Leveraging Large Language Models for Generating Labeled Mineral Site Record Linkage Data
Record linkage integrates diverse data sources by identifying records that refer to the same entity. In the context of mineral site records, accurate record linkage is crucial for identifying and mapping mineral deposits. Properly linking records that refer to the same mineral deposit helps define the spatial coverage of mineral areas, benefiting resource identification and site data archiving. Mineral site record linkage falls under the spatial record linkage category since the records contain information about the physical locations and non-spatial attributes in a tabular format. The task is particularly challenging due to the heterogeneity and vast scale of the data. While prior research employs pre-trained discriminative language models (PLMs) on spatial entity linkage, they often require substantial amounts of curated ground-truth data for fine-tuning. Gathering and creating ground truth data is both time-consuming and costly. Therefore, such approaches are not always feasible in real-world scenarios where gold-standard data are unavailable.
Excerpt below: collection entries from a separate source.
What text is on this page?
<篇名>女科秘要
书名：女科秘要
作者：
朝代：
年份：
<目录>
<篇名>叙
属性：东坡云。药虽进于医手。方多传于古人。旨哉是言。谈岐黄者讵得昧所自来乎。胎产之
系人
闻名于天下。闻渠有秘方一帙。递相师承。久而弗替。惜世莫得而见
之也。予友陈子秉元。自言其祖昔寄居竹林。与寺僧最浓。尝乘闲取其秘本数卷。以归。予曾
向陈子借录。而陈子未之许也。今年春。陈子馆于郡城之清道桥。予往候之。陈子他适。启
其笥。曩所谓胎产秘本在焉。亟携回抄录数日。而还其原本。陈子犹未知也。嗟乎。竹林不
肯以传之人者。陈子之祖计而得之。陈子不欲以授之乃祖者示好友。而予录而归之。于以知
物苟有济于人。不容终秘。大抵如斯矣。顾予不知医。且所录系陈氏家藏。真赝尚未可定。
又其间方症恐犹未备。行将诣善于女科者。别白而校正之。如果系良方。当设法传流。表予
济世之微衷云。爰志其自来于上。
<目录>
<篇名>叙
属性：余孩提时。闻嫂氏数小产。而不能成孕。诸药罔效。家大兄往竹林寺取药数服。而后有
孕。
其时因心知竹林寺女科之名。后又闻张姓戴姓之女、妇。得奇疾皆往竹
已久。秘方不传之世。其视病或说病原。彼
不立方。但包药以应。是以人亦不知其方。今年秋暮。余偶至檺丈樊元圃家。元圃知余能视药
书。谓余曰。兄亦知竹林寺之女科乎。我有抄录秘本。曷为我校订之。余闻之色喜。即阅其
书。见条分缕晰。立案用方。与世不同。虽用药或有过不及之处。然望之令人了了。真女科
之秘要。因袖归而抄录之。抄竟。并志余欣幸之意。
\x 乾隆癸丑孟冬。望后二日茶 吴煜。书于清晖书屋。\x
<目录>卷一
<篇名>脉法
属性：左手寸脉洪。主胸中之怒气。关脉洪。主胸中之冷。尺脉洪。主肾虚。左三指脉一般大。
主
Although large generative language models (LLMs) have shown promising results in various natural language processing tasks, including record linkage, their high inference time and resource demand present challenges. We propose a method that leverages an LLM to generate training data and fine-tune a PLM to address the training data gap while preserving the efficiency of PLMs. Our approach achieves over 45\% improvement in F1 score for record linkage compared to traditional PLM-based methods using ground truth data while reducing the inference time by nearly 18 times compared to relying on LLMs. Additionally, we offer an automated pipeline that eliminates the need for human intervention, highlighting this approach's potential to overcome record linkage challenges.